One of the great themes in the theatre of America and perhaps in the American theatre is the often painful assimilation of immigrant and other ethnic groups into the predominate cultural “melting pot,” of our nation. Somerville’s “Theatre Cooperative” presented a play by long-time Somerville resident Mary M. McCullough titled: “Ballahoo in the Hair Kitchen” that examines the conflicts of a group of southern black women as their way of life is changed by the march of the Civil Rights Movement and desegregation. The Saturday evening performance, Feb. 5, was peopled with many familiar faces from the community and friends and family of the playwright.

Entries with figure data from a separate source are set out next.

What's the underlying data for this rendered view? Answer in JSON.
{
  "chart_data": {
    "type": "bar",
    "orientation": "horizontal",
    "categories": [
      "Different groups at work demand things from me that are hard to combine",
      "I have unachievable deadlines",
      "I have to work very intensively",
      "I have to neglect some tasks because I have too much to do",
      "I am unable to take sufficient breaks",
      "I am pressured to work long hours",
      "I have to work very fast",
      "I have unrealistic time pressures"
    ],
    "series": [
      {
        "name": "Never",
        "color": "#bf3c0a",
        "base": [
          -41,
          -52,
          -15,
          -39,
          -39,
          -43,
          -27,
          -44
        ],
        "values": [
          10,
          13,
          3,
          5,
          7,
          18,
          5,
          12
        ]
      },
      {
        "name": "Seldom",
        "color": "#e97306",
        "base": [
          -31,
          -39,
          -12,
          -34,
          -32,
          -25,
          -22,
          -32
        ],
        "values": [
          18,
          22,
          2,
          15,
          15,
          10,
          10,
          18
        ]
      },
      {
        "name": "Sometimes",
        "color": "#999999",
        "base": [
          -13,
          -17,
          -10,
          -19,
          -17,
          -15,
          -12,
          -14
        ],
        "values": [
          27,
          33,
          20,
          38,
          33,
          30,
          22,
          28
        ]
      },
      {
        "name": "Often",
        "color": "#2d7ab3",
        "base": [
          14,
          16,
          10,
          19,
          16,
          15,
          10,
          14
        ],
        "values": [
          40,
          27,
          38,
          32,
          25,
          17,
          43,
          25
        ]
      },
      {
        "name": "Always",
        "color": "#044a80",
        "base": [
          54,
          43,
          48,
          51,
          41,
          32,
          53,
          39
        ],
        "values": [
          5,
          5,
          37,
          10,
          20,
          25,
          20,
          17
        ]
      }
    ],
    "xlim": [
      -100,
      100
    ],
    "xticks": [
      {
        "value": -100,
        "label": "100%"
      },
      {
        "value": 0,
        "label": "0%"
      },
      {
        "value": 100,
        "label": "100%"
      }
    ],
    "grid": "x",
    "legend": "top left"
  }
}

The play is set in 1963, at the height of the Civil Rights Movement, in the town of Paradise, Virginia, a small, insular black community. The opening scene is devoid of characters. The silence is broken by the drone of old radio recordings of reportage of the events of the era like the: “Freedom Riders,” Martin Luther King speeches, and other high water marks in the struggle for equal rights.

Just as the audience is about to be lulled to sleep by these ancient and at times hard to hear broadcasts a hysterical black woman “Candy,” played by Karimah Saida Moreland,

bursts on the scene, yelling at some spectral dog “Ballahoo,” that haunts her day and night. Candy, a brewer of teas, an alchemist, who works with a variety of traditional African remedies; ministers to the sufferings of her oppressed community from her kitchen, the focal point of the play. It seems that Candy is changing her ways and is going to morph into a hairdresser. And indeed, the whole community is changing along with her. Within the confines of this kitchen, Candy, along with her friends Charity, played by Dosha Ellis Beard, a sexually-conflicted nun, J-Niece, played Michelle Dowd, a principled principal of a local school, and Myaa, played by Nicole Brathwaite, a young girl on the cusp of womanhood, play out a drama of a small black community being swept into the larger white world by the earth shaking force of the Civil Rights Movement.

Fortunately, McCullough is a skilled writer and has managed to flesh out these characters so they don’t become mere polemic stick figures. After a slow start, the play becomes heated and the complexities of these black women’s personal lives reflect the society -at -large.

After the play there was a Q and A session, where the audience was asked to provide feedback to the actors and other principals in the play. This play was part of the Theatre Cooperative’s “ “New Play Series;” a series created to help emerging playwrights. “Ballahoo” is a play much deserving of this creative nurturing.